In particular, Chrome has been on a rapid release cycle for a year now; how much has their UI changed in that time?
> but with a major release people will want to know
> what added benefit it brings
For what it's worth, not a single developer I've talked to is worrying about that. The current plan is to release things as they're ready and not worry about what version number marketing decides to put on it.
> Now it's much easier to keep two copies of Firefox
> next to eachother.
This was always just as easy as now. Nothing has changed in this regard.
> There is only one problem that I see, you cannot run
> them next to eachother
Sure you can; just have them use different profiles. See http://support.mozilla.com/en-US/kb/Managing%20profiles
For what it's worth, Mozilla supported using python in addition to JavaScript to write extensions for a number of years. No one actually used this functionality; it's now being removed to simplify the code.
So you're completely right about Python being used on the web: if it didn't even get used in an environment where you could assume support, the chicken/egg problem on the web is insuperable.
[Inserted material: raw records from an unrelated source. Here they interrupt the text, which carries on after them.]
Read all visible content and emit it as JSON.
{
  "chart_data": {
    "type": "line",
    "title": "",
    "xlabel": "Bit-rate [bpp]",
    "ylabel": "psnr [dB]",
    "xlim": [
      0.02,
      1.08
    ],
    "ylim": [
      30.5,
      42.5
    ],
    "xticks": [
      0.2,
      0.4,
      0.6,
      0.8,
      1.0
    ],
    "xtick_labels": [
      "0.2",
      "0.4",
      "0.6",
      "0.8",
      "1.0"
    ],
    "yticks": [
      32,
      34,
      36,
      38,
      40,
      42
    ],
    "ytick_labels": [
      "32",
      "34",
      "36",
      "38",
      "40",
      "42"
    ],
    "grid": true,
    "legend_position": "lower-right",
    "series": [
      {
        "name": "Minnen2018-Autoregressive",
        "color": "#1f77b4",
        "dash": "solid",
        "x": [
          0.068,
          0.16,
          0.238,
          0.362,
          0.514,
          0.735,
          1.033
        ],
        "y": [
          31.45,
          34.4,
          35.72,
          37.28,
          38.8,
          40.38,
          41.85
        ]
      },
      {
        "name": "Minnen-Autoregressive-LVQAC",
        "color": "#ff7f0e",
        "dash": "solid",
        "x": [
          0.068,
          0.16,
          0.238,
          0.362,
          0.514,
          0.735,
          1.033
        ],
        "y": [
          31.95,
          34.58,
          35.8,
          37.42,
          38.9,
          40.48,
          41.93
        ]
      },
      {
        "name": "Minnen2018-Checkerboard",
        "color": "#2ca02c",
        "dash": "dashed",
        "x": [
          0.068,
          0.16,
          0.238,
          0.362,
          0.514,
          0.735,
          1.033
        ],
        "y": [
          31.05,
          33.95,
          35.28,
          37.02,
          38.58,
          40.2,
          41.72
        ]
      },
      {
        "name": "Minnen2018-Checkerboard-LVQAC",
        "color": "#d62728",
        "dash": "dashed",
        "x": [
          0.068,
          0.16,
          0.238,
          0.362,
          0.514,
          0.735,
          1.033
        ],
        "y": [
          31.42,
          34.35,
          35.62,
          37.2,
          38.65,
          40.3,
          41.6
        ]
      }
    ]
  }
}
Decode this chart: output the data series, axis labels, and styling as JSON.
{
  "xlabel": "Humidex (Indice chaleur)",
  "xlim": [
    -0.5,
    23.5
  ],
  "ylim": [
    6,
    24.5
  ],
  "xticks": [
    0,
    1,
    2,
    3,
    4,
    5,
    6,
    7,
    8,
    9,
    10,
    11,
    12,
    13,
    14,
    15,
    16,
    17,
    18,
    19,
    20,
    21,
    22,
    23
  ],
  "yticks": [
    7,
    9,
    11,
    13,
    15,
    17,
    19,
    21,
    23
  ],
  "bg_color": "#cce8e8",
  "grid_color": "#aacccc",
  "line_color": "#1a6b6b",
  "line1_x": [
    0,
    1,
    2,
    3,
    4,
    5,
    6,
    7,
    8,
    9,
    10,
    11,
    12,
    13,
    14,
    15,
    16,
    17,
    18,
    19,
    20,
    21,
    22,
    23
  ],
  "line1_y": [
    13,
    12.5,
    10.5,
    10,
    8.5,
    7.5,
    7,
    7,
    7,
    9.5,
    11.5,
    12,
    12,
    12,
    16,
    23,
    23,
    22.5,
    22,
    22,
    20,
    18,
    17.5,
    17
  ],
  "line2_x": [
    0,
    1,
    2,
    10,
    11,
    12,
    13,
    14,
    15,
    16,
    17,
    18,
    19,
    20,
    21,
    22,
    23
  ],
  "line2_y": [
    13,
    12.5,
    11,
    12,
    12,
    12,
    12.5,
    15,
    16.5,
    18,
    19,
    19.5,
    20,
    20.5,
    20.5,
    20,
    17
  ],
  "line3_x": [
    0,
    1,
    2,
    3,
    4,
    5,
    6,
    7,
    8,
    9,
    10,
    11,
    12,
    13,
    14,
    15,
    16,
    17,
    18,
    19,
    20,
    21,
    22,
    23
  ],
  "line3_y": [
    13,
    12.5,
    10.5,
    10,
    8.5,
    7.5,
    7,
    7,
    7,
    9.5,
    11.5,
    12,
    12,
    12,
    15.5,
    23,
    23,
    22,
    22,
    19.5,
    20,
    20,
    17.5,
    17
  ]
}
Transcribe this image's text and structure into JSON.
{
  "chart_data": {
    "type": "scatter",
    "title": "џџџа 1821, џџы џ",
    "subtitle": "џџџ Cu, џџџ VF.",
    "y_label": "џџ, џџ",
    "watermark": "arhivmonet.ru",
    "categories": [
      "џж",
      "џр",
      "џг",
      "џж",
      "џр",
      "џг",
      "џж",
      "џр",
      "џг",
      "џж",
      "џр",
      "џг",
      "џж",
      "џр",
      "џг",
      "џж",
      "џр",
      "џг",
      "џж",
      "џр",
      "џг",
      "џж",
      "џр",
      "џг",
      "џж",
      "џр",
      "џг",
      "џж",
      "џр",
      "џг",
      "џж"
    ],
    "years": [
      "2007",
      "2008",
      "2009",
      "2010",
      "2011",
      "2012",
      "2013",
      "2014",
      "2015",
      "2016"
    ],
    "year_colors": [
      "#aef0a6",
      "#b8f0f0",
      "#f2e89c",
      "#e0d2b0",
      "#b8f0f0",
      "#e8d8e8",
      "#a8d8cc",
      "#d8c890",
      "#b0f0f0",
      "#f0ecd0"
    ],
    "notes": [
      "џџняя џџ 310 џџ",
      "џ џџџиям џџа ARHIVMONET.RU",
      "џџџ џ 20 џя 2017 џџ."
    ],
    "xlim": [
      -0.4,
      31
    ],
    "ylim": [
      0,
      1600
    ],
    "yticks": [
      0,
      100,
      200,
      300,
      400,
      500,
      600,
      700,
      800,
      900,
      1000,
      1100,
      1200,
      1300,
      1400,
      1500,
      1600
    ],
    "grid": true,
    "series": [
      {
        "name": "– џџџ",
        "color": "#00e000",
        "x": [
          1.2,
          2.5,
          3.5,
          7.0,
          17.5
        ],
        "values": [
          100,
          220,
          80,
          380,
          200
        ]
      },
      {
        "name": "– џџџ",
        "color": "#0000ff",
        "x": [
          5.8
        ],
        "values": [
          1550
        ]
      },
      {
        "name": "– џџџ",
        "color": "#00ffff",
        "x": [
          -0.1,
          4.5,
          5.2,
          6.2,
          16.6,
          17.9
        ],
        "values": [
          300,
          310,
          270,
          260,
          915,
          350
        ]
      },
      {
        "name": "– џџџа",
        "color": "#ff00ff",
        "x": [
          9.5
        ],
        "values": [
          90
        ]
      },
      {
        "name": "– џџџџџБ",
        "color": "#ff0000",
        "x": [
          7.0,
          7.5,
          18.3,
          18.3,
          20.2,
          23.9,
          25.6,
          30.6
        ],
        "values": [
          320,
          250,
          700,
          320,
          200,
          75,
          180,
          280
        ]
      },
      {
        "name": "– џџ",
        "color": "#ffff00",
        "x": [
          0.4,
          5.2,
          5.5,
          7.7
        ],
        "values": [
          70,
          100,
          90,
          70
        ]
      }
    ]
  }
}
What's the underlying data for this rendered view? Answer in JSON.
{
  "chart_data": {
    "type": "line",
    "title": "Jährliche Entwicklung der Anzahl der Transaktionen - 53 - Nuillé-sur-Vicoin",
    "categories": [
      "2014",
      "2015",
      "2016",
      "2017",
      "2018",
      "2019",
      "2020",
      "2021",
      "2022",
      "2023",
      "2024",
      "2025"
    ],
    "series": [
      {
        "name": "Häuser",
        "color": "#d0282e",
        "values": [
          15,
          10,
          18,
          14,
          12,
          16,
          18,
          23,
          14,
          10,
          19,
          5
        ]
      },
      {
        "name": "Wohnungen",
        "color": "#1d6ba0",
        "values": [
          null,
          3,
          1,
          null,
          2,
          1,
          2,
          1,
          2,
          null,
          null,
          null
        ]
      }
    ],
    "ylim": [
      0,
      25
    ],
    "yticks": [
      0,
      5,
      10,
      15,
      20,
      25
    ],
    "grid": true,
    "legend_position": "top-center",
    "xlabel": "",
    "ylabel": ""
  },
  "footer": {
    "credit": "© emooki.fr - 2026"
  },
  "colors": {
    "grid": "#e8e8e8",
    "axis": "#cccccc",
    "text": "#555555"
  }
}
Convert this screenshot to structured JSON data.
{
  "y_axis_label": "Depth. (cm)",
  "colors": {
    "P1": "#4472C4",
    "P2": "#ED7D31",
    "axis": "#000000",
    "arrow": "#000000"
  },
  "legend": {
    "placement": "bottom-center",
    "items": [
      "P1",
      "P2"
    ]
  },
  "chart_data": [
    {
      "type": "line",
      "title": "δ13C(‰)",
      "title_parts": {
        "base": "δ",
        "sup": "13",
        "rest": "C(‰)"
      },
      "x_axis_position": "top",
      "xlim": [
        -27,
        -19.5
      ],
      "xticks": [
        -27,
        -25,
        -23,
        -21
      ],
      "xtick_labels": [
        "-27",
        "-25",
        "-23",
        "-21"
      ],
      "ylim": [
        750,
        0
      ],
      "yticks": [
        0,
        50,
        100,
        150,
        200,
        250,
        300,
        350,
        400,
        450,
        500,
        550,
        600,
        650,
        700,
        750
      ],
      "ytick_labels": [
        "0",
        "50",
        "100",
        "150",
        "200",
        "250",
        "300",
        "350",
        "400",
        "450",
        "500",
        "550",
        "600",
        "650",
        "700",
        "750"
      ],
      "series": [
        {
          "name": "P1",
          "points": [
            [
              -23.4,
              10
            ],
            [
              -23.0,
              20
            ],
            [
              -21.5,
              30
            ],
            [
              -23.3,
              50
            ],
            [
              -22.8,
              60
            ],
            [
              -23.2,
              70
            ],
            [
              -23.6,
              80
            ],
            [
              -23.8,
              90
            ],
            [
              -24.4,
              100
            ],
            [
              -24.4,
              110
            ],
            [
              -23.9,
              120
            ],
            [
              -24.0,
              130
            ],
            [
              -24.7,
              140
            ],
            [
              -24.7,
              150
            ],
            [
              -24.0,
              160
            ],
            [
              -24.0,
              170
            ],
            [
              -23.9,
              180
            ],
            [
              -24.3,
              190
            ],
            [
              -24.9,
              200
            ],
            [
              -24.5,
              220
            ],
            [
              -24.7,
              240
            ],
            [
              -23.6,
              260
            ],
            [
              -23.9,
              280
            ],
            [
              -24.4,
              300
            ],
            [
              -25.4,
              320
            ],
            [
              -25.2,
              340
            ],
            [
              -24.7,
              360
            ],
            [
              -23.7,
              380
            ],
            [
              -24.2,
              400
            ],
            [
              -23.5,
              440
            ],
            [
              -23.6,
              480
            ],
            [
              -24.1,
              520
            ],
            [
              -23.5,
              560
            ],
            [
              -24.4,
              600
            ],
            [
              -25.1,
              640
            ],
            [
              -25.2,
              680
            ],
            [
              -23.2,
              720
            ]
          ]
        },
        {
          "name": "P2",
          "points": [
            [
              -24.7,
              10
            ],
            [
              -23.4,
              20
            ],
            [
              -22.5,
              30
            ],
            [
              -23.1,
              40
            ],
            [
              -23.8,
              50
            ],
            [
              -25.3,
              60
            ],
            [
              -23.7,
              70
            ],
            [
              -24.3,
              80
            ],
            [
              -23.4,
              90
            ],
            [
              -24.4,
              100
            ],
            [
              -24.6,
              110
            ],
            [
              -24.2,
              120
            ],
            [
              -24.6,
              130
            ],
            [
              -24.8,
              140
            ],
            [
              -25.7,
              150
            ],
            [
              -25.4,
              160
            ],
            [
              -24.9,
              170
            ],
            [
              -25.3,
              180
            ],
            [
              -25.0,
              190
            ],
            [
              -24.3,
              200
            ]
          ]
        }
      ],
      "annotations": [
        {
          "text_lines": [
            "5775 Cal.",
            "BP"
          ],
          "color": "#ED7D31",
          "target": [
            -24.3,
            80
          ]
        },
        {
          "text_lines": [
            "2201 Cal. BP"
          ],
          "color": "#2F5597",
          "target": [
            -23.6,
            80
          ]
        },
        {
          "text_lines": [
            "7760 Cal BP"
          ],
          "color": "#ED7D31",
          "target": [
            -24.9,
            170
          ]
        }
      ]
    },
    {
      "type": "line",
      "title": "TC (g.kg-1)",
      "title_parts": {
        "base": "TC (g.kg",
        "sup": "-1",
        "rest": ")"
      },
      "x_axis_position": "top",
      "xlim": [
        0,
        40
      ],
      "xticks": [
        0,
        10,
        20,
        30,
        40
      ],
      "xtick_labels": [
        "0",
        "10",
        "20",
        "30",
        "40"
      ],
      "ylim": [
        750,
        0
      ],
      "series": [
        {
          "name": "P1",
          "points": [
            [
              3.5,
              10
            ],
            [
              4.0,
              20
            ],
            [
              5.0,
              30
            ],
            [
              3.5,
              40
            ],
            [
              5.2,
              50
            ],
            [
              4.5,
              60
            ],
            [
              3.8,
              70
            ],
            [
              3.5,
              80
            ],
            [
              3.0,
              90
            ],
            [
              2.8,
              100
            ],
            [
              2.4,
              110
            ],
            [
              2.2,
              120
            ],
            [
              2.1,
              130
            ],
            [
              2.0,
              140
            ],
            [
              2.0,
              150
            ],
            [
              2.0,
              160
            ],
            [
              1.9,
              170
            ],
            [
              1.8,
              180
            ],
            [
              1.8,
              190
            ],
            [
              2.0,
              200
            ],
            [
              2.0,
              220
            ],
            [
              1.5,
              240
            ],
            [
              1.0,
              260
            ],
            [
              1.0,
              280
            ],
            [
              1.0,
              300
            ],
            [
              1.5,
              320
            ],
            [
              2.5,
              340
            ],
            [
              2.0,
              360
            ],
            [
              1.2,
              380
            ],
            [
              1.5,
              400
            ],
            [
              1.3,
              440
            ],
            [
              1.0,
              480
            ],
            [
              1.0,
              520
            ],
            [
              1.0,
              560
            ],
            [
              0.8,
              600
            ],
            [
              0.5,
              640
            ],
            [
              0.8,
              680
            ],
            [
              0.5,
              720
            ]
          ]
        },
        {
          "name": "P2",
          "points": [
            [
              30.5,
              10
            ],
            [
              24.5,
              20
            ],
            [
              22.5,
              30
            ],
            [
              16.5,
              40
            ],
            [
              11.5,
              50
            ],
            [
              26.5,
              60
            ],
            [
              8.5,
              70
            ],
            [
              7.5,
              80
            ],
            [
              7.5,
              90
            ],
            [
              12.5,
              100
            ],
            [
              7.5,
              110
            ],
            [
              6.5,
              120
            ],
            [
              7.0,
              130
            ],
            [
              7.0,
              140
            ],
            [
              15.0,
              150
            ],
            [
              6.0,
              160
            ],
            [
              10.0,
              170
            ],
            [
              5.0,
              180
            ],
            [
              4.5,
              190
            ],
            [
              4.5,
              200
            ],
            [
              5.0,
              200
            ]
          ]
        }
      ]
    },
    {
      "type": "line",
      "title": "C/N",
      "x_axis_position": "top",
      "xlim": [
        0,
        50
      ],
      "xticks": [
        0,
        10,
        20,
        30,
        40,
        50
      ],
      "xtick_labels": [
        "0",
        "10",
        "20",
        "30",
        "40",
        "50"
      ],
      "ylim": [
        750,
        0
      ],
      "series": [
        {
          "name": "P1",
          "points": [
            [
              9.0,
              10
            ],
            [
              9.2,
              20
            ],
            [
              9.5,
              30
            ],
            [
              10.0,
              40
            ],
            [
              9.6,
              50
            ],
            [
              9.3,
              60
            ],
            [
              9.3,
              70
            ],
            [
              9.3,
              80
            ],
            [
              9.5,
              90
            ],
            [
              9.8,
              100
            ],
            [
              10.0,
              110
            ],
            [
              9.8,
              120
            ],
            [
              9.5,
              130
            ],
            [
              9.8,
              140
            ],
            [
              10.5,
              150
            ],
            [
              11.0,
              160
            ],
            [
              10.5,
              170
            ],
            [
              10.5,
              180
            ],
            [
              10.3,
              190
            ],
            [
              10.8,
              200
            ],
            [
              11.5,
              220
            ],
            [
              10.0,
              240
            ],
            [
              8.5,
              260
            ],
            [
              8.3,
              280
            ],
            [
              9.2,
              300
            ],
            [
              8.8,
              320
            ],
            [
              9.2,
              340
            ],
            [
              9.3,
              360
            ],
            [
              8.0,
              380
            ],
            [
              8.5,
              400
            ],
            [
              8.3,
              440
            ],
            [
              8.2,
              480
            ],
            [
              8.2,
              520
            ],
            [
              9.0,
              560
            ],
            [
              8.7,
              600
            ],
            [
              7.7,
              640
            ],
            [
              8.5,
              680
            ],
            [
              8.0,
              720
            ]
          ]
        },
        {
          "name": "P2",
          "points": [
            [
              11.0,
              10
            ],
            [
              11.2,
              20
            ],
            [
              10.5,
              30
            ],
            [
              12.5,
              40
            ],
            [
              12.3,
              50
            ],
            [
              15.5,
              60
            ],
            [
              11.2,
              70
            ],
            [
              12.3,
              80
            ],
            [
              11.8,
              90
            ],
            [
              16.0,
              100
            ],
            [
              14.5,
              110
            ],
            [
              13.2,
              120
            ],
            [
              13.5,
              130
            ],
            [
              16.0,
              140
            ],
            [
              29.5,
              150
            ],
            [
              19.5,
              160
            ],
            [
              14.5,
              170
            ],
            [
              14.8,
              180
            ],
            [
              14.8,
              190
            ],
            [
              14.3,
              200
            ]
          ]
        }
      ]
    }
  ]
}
Except that NaCl is architecture-specific, thus defeating the whole point of using a web app (or for that matter a scripting language) in the first place.
If you look at the screenshots, only the first one shows emails. The other ones have them elided.
That first screenshot is the list of the top 20 or so contributors to the Mozilla project over the past year. Those e-mail addresses are all over the hg log for the project, the public project mailing lists, etc. So they're not exactly a secret...
UI responsiveness is important too, yes. I agree that Chrome is currently better there, especially in the situation you tested (one tab attempting to hog all of the CPU).
The performance differences in rendering speed we're talking about can easily be seconds to tens of seconds, not milliseconds. At that point it becomes quite noticeable.
> Firefox has better performance than Chrome? No,
> absolutely not.
Really? Firefox 4 is faster than Chrome 10 on various JavaScript tests, on various DOM tests, on a number of layout performance tests. For example, see http://download.cnet.com/8301-2007_4-20047314-12.html where Firefox comes out ahead on everything except the V8 JS test.
There are other tests it's slower on, of course (V8 JS included).
And as I said both are changing rapidly; the situation looks different if you compare Chrome 11 betas to Firefox 4, and will look different yet again when you compare Firefox 5 or Firefox 6 to the contemporaneous Chrome 14 or so.
> Fact is, memory is cheap these days.
Except on mobile devices, of course. And for 32-bit processes, which can't make use of more RAM even if they wanted to.
> and figure out how to run Firefox extensions on there
How much work do you estimate this to be, exactly? Chances are, your estimate is low.
> have much better memory use and performance.
Firefox has better performance and memory use than Chrome in many cases. It's worse in others. Both browsers are improving.
How would having only one implementation be better for consumers than two competing ones?
> Integrating the cloud makes sense but not when it's
> specifically "facebook" and "twitter"
The article gives those as examples; it doesn't say that the functionality is restricted to those. Do you have a source that says it does, or did you just jump to conclusions based on your preconceptions and the desire to vent?